In his opening speech at the Spokane congress, Barstow urged the government to find work for (overseas) immigrants "out West," to provide them with transportation and to lend them money to establish homes. He asked:

Shall I, who have always been broadly conservative, be regarded as preaching paternalism or as socialistic in my purpose when suggesting that the duty of the National Government may be found in providing under proper safeguard a fund which may be used to make loans of suitable amount to enable this thrifty and frugal class of people to locate their homes . . . ?
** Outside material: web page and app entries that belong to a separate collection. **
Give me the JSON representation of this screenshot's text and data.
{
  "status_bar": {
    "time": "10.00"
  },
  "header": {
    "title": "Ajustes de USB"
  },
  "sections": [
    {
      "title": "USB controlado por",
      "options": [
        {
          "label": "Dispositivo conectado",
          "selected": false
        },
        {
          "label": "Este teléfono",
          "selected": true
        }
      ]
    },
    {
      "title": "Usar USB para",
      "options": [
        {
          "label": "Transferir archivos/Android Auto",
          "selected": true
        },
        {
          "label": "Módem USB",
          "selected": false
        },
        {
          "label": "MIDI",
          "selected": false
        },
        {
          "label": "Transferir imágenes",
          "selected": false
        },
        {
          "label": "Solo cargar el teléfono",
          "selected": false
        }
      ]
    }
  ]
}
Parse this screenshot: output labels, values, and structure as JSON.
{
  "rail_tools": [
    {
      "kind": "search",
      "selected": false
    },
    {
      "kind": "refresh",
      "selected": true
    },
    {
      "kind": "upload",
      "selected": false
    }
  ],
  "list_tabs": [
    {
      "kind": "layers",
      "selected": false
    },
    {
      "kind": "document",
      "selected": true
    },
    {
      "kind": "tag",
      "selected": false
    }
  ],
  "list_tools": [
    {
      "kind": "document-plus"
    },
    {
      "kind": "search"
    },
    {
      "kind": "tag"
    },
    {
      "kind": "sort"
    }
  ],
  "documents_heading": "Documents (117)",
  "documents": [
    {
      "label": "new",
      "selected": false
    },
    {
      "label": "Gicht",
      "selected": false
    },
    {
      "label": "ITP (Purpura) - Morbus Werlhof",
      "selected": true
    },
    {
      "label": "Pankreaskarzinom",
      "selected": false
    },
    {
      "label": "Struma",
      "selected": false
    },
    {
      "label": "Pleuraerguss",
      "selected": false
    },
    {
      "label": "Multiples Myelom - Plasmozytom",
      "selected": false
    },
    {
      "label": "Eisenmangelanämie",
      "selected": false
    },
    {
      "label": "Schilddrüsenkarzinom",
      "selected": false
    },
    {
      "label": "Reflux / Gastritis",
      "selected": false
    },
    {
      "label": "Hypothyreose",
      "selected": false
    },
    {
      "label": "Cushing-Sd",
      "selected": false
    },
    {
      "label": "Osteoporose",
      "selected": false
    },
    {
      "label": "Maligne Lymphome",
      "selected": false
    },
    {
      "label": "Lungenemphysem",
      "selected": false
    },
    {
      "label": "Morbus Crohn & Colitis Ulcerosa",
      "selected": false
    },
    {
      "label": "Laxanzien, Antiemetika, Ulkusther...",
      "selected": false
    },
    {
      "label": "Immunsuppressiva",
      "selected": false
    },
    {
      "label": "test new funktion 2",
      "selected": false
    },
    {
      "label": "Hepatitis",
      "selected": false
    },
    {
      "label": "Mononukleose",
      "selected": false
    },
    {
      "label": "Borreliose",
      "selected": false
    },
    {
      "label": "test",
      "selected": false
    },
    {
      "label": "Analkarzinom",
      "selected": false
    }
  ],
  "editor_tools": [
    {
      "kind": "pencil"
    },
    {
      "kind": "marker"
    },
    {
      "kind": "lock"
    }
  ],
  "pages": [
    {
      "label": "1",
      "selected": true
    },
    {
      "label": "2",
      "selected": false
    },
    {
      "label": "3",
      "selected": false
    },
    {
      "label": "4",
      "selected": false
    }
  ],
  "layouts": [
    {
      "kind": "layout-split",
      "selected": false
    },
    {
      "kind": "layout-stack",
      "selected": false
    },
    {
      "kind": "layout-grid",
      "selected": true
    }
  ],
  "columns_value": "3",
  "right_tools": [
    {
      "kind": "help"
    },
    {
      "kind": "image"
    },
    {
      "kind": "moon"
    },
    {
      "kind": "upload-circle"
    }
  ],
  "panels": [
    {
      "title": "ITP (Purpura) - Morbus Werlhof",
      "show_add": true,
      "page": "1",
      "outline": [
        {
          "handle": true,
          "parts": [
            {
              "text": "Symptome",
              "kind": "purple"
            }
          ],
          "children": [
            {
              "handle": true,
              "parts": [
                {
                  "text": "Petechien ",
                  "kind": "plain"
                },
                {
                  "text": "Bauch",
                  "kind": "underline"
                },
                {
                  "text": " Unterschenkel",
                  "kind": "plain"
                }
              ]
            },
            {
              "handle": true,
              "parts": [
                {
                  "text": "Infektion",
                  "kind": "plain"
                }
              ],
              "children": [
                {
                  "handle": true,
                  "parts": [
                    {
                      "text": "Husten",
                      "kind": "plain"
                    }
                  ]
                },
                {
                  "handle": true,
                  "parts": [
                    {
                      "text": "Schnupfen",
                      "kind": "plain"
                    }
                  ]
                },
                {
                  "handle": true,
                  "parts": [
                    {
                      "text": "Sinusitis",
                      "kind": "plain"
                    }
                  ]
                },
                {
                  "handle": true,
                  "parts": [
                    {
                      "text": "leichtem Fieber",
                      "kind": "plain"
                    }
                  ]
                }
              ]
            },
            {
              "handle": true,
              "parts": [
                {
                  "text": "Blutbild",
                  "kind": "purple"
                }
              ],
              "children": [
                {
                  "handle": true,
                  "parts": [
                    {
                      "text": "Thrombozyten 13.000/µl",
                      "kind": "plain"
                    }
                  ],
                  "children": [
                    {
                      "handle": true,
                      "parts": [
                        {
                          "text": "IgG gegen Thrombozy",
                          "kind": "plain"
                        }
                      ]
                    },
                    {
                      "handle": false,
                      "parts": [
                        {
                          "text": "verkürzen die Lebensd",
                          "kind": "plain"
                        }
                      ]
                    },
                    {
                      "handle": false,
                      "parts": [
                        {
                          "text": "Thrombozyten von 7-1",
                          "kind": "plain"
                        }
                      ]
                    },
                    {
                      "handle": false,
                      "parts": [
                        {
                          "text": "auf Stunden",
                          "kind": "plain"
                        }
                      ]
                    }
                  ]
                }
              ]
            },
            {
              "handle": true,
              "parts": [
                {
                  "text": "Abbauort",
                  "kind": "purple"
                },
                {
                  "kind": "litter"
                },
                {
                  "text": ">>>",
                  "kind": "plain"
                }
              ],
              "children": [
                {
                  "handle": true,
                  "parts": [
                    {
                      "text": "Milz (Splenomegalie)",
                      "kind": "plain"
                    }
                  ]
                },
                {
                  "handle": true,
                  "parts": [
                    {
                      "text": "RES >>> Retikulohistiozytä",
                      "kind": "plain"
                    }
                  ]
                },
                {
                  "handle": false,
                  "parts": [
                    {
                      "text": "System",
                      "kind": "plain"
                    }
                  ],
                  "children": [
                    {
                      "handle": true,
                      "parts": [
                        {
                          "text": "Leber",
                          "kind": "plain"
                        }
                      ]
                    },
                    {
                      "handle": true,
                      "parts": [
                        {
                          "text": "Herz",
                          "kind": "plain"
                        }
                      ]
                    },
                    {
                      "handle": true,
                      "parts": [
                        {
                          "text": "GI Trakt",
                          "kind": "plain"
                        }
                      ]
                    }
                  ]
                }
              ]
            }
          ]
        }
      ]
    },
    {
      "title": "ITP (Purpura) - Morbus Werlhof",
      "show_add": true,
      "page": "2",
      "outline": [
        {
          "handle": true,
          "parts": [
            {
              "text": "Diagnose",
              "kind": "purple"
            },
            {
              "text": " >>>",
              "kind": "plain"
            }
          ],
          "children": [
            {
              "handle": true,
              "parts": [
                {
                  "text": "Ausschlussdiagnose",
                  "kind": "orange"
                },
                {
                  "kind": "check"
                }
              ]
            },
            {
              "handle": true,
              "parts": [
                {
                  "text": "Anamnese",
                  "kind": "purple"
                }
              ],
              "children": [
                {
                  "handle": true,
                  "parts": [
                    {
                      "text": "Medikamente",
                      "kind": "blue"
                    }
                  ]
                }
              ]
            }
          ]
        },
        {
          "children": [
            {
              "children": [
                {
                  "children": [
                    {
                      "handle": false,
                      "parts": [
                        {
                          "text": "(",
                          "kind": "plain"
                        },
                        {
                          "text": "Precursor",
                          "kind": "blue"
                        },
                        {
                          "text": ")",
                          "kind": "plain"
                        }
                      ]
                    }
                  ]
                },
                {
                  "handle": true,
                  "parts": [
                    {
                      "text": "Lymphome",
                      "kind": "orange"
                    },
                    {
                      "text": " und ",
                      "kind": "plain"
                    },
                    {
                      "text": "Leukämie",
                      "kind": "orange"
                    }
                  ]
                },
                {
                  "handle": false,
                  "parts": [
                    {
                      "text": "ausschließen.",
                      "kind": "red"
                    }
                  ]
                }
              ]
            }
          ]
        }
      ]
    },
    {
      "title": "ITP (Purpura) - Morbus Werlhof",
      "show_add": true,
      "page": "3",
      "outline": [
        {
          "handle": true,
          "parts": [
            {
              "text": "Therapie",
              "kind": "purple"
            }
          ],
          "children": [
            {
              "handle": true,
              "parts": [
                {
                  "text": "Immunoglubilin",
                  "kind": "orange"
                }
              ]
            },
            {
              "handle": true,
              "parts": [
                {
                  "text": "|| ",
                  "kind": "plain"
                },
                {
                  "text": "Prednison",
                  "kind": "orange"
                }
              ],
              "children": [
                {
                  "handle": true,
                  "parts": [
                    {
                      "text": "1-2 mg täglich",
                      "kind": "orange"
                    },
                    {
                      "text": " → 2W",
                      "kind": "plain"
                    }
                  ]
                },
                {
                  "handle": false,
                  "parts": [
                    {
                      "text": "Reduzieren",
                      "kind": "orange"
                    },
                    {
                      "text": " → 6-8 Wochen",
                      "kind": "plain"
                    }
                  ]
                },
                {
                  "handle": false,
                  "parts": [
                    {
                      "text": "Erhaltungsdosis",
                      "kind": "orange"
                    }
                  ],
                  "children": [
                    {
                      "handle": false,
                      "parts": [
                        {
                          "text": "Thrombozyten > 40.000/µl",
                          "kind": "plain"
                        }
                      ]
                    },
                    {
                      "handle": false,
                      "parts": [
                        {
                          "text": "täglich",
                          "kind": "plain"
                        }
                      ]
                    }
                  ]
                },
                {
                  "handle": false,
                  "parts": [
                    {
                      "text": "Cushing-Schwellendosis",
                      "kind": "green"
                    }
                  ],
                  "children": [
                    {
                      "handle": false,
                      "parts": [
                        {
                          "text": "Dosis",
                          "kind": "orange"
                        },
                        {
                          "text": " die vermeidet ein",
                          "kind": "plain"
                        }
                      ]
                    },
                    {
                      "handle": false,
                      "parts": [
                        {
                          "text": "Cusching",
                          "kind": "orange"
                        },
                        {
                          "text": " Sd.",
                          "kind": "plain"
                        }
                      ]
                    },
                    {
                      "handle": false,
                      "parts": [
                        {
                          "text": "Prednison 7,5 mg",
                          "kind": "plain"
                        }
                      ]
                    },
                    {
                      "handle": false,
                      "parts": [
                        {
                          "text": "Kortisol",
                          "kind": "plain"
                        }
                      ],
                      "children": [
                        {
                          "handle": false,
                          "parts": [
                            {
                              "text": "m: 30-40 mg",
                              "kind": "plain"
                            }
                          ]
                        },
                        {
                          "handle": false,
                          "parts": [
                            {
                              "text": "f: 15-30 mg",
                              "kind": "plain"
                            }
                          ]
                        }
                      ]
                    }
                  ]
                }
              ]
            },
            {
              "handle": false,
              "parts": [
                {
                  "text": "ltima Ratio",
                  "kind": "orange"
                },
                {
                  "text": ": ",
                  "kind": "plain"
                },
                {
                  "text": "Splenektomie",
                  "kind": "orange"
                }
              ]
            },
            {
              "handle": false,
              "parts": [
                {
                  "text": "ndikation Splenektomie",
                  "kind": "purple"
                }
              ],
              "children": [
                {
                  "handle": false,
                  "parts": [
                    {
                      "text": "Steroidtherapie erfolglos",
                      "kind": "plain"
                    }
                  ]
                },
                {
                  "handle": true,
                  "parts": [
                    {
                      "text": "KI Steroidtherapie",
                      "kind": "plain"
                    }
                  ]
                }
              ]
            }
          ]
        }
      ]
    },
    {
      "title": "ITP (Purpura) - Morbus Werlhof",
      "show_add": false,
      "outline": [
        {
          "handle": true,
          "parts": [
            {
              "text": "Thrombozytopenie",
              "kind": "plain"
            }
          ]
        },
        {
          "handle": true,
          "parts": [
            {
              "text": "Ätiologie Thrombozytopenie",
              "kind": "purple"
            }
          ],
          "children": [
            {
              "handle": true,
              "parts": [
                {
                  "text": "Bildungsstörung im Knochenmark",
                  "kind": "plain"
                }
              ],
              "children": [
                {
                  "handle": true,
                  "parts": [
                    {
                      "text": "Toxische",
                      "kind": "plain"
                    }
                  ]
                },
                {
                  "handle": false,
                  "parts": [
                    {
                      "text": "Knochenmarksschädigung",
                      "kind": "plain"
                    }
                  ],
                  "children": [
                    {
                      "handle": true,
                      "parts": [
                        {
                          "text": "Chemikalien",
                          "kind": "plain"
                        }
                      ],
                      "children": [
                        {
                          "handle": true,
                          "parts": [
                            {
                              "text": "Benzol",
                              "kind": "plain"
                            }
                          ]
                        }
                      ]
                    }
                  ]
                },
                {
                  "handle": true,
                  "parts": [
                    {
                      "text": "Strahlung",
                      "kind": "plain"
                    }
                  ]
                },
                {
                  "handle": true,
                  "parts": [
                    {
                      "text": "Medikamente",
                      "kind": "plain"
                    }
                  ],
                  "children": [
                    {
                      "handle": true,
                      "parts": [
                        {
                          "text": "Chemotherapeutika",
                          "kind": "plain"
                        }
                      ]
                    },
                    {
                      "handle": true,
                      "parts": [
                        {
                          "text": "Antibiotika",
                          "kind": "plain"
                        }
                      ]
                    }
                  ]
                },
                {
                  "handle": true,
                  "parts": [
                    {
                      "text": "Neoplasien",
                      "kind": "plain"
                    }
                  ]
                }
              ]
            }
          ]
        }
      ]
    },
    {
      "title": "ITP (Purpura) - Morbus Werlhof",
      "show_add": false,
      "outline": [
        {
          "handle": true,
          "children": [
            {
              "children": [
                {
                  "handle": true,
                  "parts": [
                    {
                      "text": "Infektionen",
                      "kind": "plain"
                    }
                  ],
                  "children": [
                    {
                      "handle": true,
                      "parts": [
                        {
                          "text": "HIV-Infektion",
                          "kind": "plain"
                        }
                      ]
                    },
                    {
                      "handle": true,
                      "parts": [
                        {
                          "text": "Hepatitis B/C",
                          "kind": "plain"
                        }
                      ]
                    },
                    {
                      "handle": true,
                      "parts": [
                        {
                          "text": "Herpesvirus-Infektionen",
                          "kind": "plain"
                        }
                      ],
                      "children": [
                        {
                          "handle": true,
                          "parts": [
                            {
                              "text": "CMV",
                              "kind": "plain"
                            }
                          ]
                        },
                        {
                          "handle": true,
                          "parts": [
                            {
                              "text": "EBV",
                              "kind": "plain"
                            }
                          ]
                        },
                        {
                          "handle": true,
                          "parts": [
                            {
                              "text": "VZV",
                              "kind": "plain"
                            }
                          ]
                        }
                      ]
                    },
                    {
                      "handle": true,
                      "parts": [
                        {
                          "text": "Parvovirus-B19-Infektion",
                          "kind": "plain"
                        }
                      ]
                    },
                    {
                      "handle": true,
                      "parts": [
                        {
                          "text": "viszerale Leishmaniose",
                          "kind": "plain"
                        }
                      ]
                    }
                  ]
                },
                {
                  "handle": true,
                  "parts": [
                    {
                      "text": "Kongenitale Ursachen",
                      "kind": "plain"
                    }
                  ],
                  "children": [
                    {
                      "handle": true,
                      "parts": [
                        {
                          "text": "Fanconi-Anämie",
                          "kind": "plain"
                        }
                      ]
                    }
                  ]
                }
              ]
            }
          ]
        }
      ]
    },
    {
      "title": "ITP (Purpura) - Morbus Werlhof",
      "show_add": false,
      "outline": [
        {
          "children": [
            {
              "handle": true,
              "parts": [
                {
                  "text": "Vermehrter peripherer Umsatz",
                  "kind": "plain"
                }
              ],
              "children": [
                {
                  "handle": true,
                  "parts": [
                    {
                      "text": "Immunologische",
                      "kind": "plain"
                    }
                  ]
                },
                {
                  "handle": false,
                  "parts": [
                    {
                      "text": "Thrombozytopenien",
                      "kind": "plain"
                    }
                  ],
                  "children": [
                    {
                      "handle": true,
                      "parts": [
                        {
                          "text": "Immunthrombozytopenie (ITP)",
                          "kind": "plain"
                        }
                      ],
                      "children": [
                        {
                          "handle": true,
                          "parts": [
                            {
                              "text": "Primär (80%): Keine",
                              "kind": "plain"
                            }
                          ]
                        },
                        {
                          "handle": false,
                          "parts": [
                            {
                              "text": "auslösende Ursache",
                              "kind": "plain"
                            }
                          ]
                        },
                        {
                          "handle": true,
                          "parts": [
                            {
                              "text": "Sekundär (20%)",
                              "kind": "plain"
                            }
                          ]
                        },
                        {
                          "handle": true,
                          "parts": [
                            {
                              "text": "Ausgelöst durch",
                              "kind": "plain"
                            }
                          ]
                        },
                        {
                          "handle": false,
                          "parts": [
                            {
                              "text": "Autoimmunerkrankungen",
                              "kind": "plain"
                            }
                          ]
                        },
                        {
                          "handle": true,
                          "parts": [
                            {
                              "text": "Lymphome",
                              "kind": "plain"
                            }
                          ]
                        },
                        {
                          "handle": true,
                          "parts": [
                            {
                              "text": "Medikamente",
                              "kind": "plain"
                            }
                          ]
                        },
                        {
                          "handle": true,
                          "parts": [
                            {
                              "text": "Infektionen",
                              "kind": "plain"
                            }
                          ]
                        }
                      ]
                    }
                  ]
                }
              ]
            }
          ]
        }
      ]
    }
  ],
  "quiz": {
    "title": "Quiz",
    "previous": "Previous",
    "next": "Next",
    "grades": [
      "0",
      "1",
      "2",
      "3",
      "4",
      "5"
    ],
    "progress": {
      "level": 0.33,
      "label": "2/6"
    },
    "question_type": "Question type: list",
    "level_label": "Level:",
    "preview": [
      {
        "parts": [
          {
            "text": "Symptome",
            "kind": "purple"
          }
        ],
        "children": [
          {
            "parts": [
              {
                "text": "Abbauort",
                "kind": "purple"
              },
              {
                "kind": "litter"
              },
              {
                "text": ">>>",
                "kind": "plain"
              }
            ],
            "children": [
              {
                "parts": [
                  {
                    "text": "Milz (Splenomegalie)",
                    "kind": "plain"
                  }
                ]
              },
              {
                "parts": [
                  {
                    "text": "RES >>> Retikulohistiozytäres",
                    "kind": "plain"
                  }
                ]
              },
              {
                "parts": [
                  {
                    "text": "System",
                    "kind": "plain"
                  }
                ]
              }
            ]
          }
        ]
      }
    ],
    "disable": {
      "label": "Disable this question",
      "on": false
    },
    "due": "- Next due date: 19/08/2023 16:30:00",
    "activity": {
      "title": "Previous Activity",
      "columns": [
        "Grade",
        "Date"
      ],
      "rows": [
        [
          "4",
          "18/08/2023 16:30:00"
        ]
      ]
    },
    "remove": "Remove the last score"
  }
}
Barstow was head of the National Immigration Commission in 1912, and he sent a message to the first convention of the American Immigration and Distribution League in New York City in April of that year "stating that 65 per cent. of the immigrants who came to the country were farm laborers, and that the United States Government ought to establish an Immigrant Land Loan Fund, which would advance small sums to immigrants who settled on Western lands."

===Offices and memberships===

- President, National Drainage Congress, 1907–08
- President, eleventh International Irrigation Congress, 1908–09
- Vice president, Texas Conservation Commission
- President, West Texas Reclamation Association
- Member, Conference of Governors, 1908
- Delegate, World Court Congress, Cleveland, 1915
- Life director, Euphrates College, Turkey
- Fellow, Royal Society of Arts, London
- Councilor, World's Purity Congress
- Member and fellow, Society of Applied Psychology, San Francisco
- Member, committee on conferences, American Agricultural Association
- Member, advisory committee of the University Forum, New York
- Member, American Society of International Law
- Member, National Institute of Social Sciences
- Member, Southern Sociological Congress
- Member, National Child Labor Committee
- Member, National Civic Federation
- Member, American Institute of Civics
- Member, Academy of Political Science
- Member, American Society of Judicial Settlement of International Disputes
- Member, International Peace Forum
- Member, League to Enforce Peace
- Member, International World Conscience Society, Rome
- Member, Navy League
- Member, Rhode Island Historical Society
- Member, Empire State Society of the Sons of the American Revolution
- Member, Pennsylvania Academy of Fine Arts
- Member, New York Museum of Natural History

==Personal life==

Barstow was born on November 19, 1849, in Providence, the son of Amos Chafee, a manufacturer, banker, and one of the most prominent men in the city, and Emeline (Mumford) Eames. Young George was educated at a public school and at Mowry and Goff's Classical School in that city. He was married to Clara Drew Symonds on October 19, 1871. They had nine children — Caroline Hartwell, George Eames Jr., Herbert Symonds, Helen Louise, Harold Carleton, Marguerite, Putnam, Donald and a ninth child, John P. or Paris (the sources differ). Barstow, who attended a Congregational church in Providence and a Methodist church in Texas, died on April 30, 1924, in Barstow and was buried in Barstow Cemetery.